The fierce competition between Blaeu and Hondius-Janssonius greatly influenced the further development of their atlas productions. Blaeu now intended to distance himself completely from Ortelius and Mercator and to publish an entirely new world atlas in four languages. In 1634 a German edition was published, which contains a number of unfinished maps, a sign that the work was done hurriedly in order to have the atlas published in time.

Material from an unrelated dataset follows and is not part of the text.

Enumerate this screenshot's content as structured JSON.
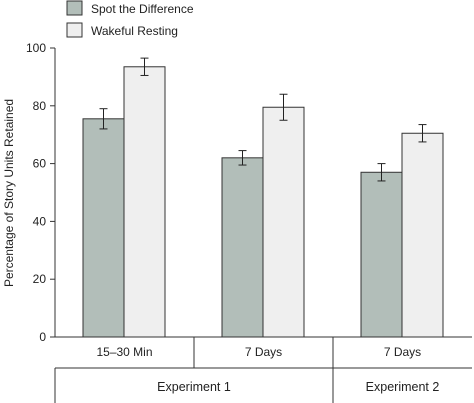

The extent of Blaeu’s ambitious plans for the world atlas is reflected in his preface, where he states that it is his intention to describe the whole world and to depict all the ports and seas, and therefore several other volumes of the atlas were to follow shortly. In view of these plans, Blaeu’s investment in a new printing shop in 1637 is not surprising. Yet Blaeu did not live to see the publication of a new volume. After his death the business was continued by his two sons Joan and Cornelis, the elder of whom had been collaborating on the atlas since 1631. In 1640 a third volume was published (Italy), in 1645 a fourth (England and Wales), in 1654 a fifth (Scotland) and finally in 1655, a sixth volume covered China.

In addition to his activities as publisher, Willem Jansz. Blaeu continued his scientific pursuits. His expertise won official recognition at his appointment as chart maker and examiner of navigating officers by the Amsterdam Chamber of the United Dutch East India Company (VOC).

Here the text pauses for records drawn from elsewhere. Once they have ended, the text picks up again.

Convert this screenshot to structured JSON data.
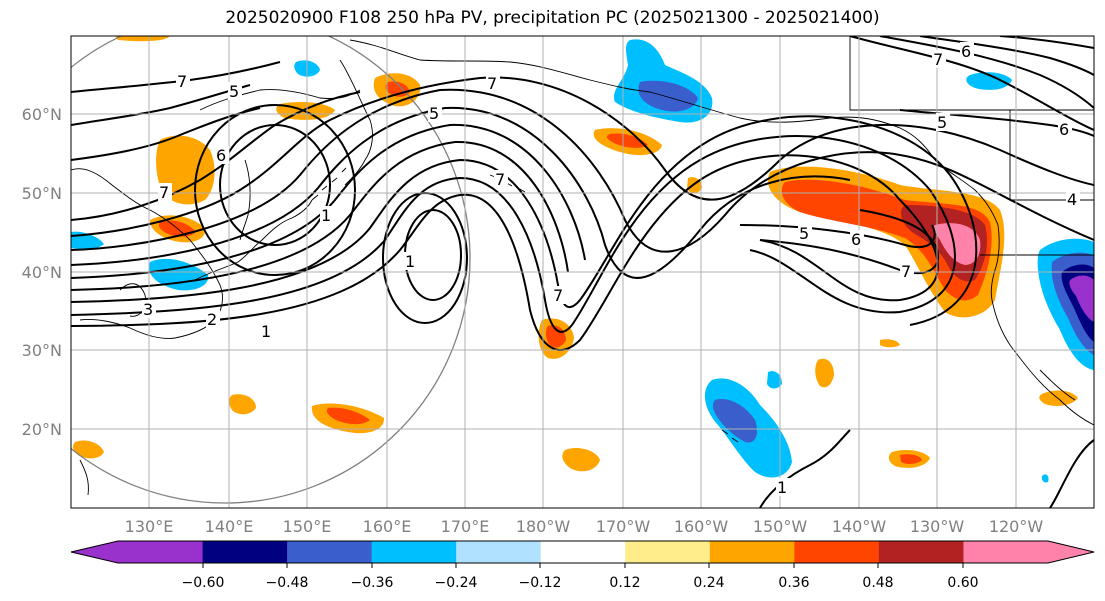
{
  "title": "2025020900 F108 250 hPa PV, precipitation PC (2025021300 - 2025021400)",
  "lat_labels": [
    "60°N",
    "50°N",
    "40°N",
    "30°N",
    "20°N"
  ],
  "lon_labels": [
    "130°E",
    "140°E",
    "150°E",
    "160°E",
    "170°E",
    "180°W",
    "170°W",
    "160°W",
    "150°W",
    "140°W",
    "130°W",
    "120°W"
  ],
  "contour_labels": [
    "7",
    "5",
    "5",
    "7",
    "6",
    "7",
    "3",
    "1",
    "1",
    "2",
    "1",
    "7",
    "7",
    "5",
    "6",
    "7",
    "6",
    "7",
    "6",
    "5",
    "4",
    "1"
  ],
  "colorbar": {
    "colors": [
      "#9932cc",
      "#000080",
      "#3a5fcd",
      "#00bfff",
      "#b0e2ff",
      "#ffffff",
      "#ffec8b",
      "#ffa500",
      "#ff4500",
      "#b22222",
      "#ff82ab"
    ],
    "tick_labels": [
      "−0.60",
      "−0.48",
      "−0.36",
      "−0.24",
      "−0.12",
      "0.12",
      "0.24",
      "0.36",
      "0.48",
      "0.60"
    ]
  }
}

Blaeu’s new position gave him access to the enormous map archives of the VOC. He performed the function of chart maker until his death in 1638. For his task he employed the four assistants of his deceased predecessor Hessel Gerritsz. Blaeus’s work was most probably limited – given his age – to the supervision of his employees in the manufacture of charts, to the supervision of content and to any alterations and improvements required. A steady stream of charts, required to equip the ships, must have left his workshop. Thanks to his position as chart maker of the VOC, Blaeu was able to expand his world atlas of Asia with new maps and gain the edge on his Amsterdam competitors, Hondius and Janssonius.

Willem Jansz. Blaeu died in October 1638, leaving his prospering business to his sons, Joan and Cornelis.